Thank you very much.
In other words, an expression being constant for all fragments within a triangle (e.g. a flat-qualified fragment shader input) doesn’t necessarily make it “dynamically uniform”. It may or may not be, depending upon the implementation. And if it isn’t, then it isn’t valid as an index into an array of samplers.
In practice, the expression u_Textures[v_TextureIndex] is only evaluated once for each “wavefront” (concurrently-executed group of invocations). If the invocations process fragments from different triangles, v_TextureIndex can have different values and one value will be used for all fragments.

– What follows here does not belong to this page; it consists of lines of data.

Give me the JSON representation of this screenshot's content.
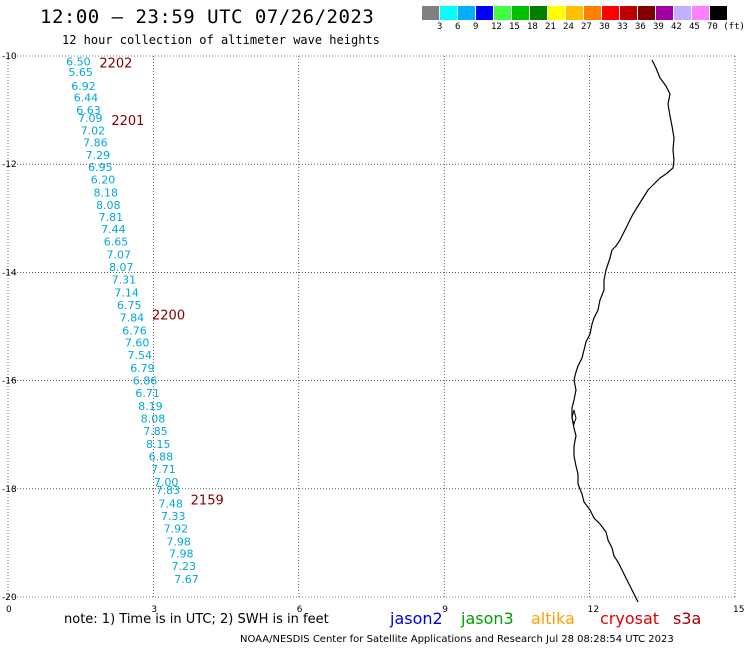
{
  "header": {
    "title": "12:00 – 23:59 UTC 07/26/2023",
    "subtitle": "12 hour collection of altimeter wave heights"
  },
  "colorbar": {
    "colors": [
      "#808080",
      "#00ffff",
      "#00b0ff",
      "#0000ff",
      "#40ff40",
      "#00c000",
      "#008000",
      "#ffff00",
      "#ffc000",
      "#ff8000",
      "#ff0000",
      "#c00000",
      "#800000",
      "#a000a0",
      "#c0b0ff",
      "#ff80ff",
      "#000000"
    ],
    "labels": [
      "3",
      "6",
      "9",
      "12",
      "15",
      "18",
      "21",
      "24",
      "27",
      "30",
      "33",
      "36",
      "39",
      "42",
      "45",
      "70 (ft)"
    ]
  },
  "axes": {
    "y_labels": [
      "-10",
      "-12",
      "-14",
      "-16",
      "-18",
      "-20"
    ],
    "x_labels": [
      "0",
      "3",
      "6",
      "9",
      "12",
      "15"
    ]
  },
  "track": {
    "color": "#00a8d8",
    "time_color": "#800000",
    "times": [
      {
        "label": "2202",
        "lat": -10.12
      },
      {
        "label": "2201",
        "lat": -11.18
      },
      {
        "label": "2200",
        "lat": -14.78
      },
      {
        "label": "2159",
        "lat": -18.2
      }
    ],
    "points": [
      {
        "lat": -10.1,
        "swh": "6.50"
      },
      {
        "lat": -10.3,
        "swh": "5.65"
      },
      {
        "lat": -10.55,
        "swh": "6.92"
      },
      {
        "lat": -10.77,
        "swh": "6.44"
      },
      {
        "lat": -11.0,
        "swh": "6.63"
      },
      {
        "lat": -11.15,
        "swh": "7.09"
      },
      {
        "lat": -11.38,
        "swh": "7.02"
      },
      {
        "lat": -11.6,
        "swh": "7.86"
      },
      {
        "lat": -11.83,
        "swh": "7.29"
      },
      {
        "lat": -12.05,
        "swh": "6.95"
      },
      {
        "lat": -12.28,
        "swh": "6.20"
      },
      {
        "lat": -12.52,
        "swh": "8.18"
      },
      {
        "lat": -12.75,
        "swh": "8.08"
      },
      {
        "lat": -12.98,
        "swh": "7.81"
      },
      {
        "lat": -13.2,
        "swh": "7.44"
      },
      {
        "lat": -13.43,
        "swh": "6.65"
      },
      {
        "lat": -13.67,
        "swh": "7.07"
      },
      {
        "lat": -13.9,
        "swh": "8.07"
      },
      {
        "lat": -14.13,
        "swh": "7.31"
      },
      {
        "lat": -14.37,
        "swh": "7.14"
      },
      {
        "lat": -14.6,
        "swh": "6.75"
      },
      {
        "lat": -14.83,
        "swh": "7.84"
      },
      {
        "lat": -15.07,
        "swh": "6.76"
      },
      {
        "lat": -15.3,
        "swh": "7.60"
      },
      {
        "lat": -15.53,
        "swh": "7.54"
      },
      {
        "lat": -15.77,
        "swh": "6.79"
      },
      {
        "lat": -16.0,
        "swh": "6.86"
      },
      {
        "lat": -16.23,
        "swh": "6.71"
      },
      {
        "lat": -16.47,
        "swh": "8.19"
      },
      {
        "lat": -16.7,
        "swh": "8.08"
      },
      {
        "lat": -16.93,
        "swh": "7.85"
      },
      {
        "lat": -17.17,
        "swh": "8.15"
      },
      {
        "lat": -17.4,
        "swh": "6.88"
      },
      {
        "lat": -17.63,
        "swh": "7.71"
      },
      {
        "lat": -17.87,
        "swh": "7.00"
      },
      {
        "lat": -18.02,
        "swh": "7.83"
      },
      {
        "lat": -18.27,
        "swh": "7.48"
      },
      {
        "lat": -18.5,
        "swh": "7.33"
      },
      {
        "lat": -18.73,
        "swh": "7.92"
      },
      {
        "lat": -18.97,
        "swh": "7.98"
      },
      {
        "lat": -19.2,
        "swh": "7.98"
      },
      {
        "lat": -19.43,
        "swh": "7.23"
      },
      {
        "lat": -19.67,
        "swh": "7.67"
      }
    ]
  },
  "footer": {
    "note": "note: 1) Time is in UTC; 2) SWH is in feet",
    "credit": "NOAA/NESDIS Center for Satellite Applications and Research   Jul 28 08:28:54 UTC 2023",
    "missions": [
      {
        "label": "jason2",
        "color": "#0000e0"
      },
      {
        "label": "jason3",
        "color": "#00a000"
      },
      {
        "label": "altika",
        "color": "#ffa000"
      },
      {
        "label": "cryosat",
        "color": "#e00000"
      },
      {
        "label": "s3a",
        "color": "#a00000"
      }
    ]
  }
}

Using conditionals avoids this issue, but creates another: implicit derivatives are undefined in non-uniform control flow. If any of the textures use mipmaps, the mipmap level may not be calculated correctly. You need to calculate the derivatives or level-of-detail outside the conditional and use textureGrad or textureLod instead of texture.
Where possible, it’s preferable to use array textures (sampler2DArray) for this purpose. This entails some loss of flexibility: the layers of an array texture all have the same size and format, and texture parameters (filters, wrap modes) apply to the array texture as a whole.